# Mold around AC vent



## Lagniappe2008 (Jan 20, 2008)

Not sure if this fits here or not, but wife noticed some mold on the ceiling around an AC register yesterday. Wondering what in the world to do/who to call to get this checked out? I'm concerned about just calling anyone as I don't want some dude telling me that I need to remodel my entire house to get rid of mold. House was basically remodeled 6 years ago. Any thoughts?

Thanks


----------



## fishingcacher (Mar 29, 2008)

http://moldinspector.wordpress.com/2008/01/06/two-common-causes-of-ac-mold/


----------



## carryyourbooks (Feb 13, 2009)

call ac fixer on here. he's a sponsor on here and can tell you what is causing your mold. he is very honest and knows his stuff. tell him carry sent ya. you won't be disappointed. since you are in austin, he might be able to advise you over the phone. in commercial settings i have seen vent rust from condensation because they weren't properly insulated.


----------



## sleepersilverado (Jun 27, 2011)

carryyourbooks said:


> call ac fixer on here. he's a sponsor on here and can tell you what is causing your mold. he is very honest and knows his stuff. tell him carry sent ya. you won't be disappointed. since you are in austin, he might be able to advise you over the phone. in commercial settings i have seen vent rust from condensation because they weren't properly insulated.


I think this about hits it on the head. If you are seeing condensation / moisture that generally means you are introducing unconditioned air / heat into the equation. Reason your coil has a pan.

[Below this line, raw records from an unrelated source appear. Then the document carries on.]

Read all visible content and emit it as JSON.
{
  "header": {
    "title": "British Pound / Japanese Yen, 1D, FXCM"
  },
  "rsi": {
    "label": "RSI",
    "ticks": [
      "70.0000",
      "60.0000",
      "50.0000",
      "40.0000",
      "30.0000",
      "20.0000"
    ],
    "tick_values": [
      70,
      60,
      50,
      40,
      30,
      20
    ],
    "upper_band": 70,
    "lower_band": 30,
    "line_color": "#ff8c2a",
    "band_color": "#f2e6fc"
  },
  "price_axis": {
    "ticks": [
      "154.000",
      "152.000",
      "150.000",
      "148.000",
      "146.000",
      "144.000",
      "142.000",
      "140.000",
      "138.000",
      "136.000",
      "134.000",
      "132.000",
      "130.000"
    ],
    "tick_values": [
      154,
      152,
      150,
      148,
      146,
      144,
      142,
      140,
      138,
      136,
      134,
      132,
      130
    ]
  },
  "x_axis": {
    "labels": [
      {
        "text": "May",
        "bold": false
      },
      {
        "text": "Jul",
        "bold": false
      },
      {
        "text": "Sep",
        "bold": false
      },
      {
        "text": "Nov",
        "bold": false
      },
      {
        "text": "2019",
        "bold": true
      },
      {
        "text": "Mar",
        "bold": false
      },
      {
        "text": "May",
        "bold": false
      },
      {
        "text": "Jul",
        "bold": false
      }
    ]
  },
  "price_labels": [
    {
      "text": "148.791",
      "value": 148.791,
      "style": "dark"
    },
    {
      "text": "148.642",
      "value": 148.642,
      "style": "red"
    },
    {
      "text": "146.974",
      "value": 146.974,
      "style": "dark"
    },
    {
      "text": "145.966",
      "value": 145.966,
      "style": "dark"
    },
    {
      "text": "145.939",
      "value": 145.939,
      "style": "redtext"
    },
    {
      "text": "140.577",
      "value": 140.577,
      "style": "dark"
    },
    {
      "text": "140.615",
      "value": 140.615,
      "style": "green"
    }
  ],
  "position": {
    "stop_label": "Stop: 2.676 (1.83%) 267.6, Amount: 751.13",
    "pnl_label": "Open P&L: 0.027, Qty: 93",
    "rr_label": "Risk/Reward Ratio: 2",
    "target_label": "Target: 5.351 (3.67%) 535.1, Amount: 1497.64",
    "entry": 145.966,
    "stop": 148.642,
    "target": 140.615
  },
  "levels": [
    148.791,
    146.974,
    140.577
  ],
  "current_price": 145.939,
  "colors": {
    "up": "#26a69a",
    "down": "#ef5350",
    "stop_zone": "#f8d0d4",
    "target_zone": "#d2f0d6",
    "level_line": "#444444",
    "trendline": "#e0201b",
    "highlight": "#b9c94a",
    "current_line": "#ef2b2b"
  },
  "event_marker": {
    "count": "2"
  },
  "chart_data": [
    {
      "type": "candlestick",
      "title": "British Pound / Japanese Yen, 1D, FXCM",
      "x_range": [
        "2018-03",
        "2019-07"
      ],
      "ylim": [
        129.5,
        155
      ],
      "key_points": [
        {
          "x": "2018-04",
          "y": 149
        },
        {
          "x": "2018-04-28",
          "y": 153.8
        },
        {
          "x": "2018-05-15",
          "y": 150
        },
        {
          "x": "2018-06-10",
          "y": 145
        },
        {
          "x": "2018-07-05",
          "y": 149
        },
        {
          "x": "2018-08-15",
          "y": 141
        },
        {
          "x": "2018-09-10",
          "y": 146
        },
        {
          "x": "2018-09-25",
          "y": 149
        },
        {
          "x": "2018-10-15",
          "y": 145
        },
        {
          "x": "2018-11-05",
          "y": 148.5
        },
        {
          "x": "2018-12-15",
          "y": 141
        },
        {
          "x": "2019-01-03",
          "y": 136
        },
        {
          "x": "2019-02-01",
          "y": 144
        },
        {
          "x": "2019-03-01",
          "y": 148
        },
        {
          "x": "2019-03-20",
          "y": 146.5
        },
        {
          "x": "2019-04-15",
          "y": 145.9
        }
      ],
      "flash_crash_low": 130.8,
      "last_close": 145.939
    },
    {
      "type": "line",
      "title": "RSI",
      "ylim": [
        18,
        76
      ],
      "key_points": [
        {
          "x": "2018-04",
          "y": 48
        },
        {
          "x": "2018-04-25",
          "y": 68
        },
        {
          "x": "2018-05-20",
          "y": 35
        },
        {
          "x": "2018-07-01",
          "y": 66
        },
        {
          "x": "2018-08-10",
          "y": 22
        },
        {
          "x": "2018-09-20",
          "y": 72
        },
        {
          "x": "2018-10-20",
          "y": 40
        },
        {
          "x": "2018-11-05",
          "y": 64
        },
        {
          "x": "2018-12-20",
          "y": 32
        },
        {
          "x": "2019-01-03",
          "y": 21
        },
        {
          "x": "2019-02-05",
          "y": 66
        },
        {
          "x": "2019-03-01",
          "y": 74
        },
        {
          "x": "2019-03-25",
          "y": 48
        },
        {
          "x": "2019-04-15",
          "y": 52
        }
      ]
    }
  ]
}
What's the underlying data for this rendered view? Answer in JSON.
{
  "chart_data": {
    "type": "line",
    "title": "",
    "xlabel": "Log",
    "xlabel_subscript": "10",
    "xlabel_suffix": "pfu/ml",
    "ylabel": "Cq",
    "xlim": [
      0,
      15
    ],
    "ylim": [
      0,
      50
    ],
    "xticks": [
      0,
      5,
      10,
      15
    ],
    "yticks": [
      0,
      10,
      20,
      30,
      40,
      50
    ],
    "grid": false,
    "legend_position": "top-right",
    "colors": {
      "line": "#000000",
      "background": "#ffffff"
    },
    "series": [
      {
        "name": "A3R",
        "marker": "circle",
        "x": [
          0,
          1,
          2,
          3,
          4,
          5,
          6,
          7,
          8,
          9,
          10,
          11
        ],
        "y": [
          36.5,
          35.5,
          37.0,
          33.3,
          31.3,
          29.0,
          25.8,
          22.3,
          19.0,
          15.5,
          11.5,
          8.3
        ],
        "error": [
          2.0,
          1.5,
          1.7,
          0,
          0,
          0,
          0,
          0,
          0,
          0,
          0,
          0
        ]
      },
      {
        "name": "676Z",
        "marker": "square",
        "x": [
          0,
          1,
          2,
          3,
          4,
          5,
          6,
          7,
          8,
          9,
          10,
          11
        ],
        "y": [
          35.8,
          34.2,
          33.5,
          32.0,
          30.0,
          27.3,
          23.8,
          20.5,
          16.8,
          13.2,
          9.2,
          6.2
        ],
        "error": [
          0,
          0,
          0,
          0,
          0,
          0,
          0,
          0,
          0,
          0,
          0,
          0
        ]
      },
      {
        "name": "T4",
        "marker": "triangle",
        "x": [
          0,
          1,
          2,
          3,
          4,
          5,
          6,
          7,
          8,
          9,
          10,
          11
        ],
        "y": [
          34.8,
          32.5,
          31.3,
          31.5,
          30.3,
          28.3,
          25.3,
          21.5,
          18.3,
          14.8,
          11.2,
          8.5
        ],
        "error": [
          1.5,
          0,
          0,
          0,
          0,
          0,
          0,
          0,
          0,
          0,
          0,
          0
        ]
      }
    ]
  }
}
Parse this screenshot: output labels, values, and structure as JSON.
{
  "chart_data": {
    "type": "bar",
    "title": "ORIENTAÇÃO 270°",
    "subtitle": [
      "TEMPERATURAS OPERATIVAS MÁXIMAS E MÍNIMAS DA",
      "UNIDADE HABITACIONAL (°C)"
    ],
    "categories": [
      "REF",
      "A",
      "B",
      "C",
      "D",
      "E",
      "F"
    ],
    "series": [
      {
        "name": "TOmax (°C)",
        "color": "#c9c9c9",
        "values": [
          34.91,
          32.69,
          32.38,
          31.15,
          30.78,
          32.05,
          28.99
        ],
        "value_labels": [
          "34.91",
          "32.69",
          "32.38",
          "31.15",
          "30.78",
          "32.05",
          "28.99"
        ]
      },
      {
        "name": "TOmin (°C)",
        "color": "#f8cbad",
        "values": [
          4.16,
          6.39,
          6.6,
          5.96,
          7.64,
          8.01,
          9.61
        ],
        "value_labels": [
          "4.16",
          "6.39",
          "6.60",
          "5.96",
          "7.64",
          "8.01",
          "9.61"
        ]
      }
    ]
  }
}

Simple example is when you pull something out of the fridge it will get condensation on it.


----------



## cubera (Mar 9, 2005)

Take them off, spritz them with a little Clorox,put them back, no problem this is normal and nothing to worry.


Sent from my iPhone using Tapatalk.


----------



## Profish00 (May 21, 2004)

The duct has a leak causing condensation, get up there find it and seal it.


----------



## 2013Shoalcat (Aug 1, 2012)

Snap a pic and show us. Sometimes the duct is not sealed to Sheetrock and it pulls in infiltrated air from attic. Show us a pic of what it looks like.


----------



## dorado172 (Mar 11, 2011)

*mildew not mold*

condensation problem... it is mildew not mold clean and correct the air problem not a health risk like a mold issue


----------



## MNsurf (Oct 21, 2011)

Is it only one vent that you've noticed the mildew growing on? Generally it is an air leak our insulation breakdown that causes this issue but if you're having this issue with other registers it may be another issue with your system.


----------



## BuddyW (Nov 5, 2008)

*mold*

If you have actual mold alot of ac guys try to sell a blue light cost 500 to 1000.00. Instead shut down the cooling on your ac unit and run just the fan. Then from the air intake take out filter and spray Lysol into the intake use four to five cans. It will be a strong smell form th Lysol for awhile but it will kill the mold in the junction box and all vents.


----------



## chipnbud (Oct 16, 2012)

Thanks for the post and responses. I have a similar issue with one vent. This is very helpful and give me a direction to cure the mildew.
Chip:mpd::an6:


----------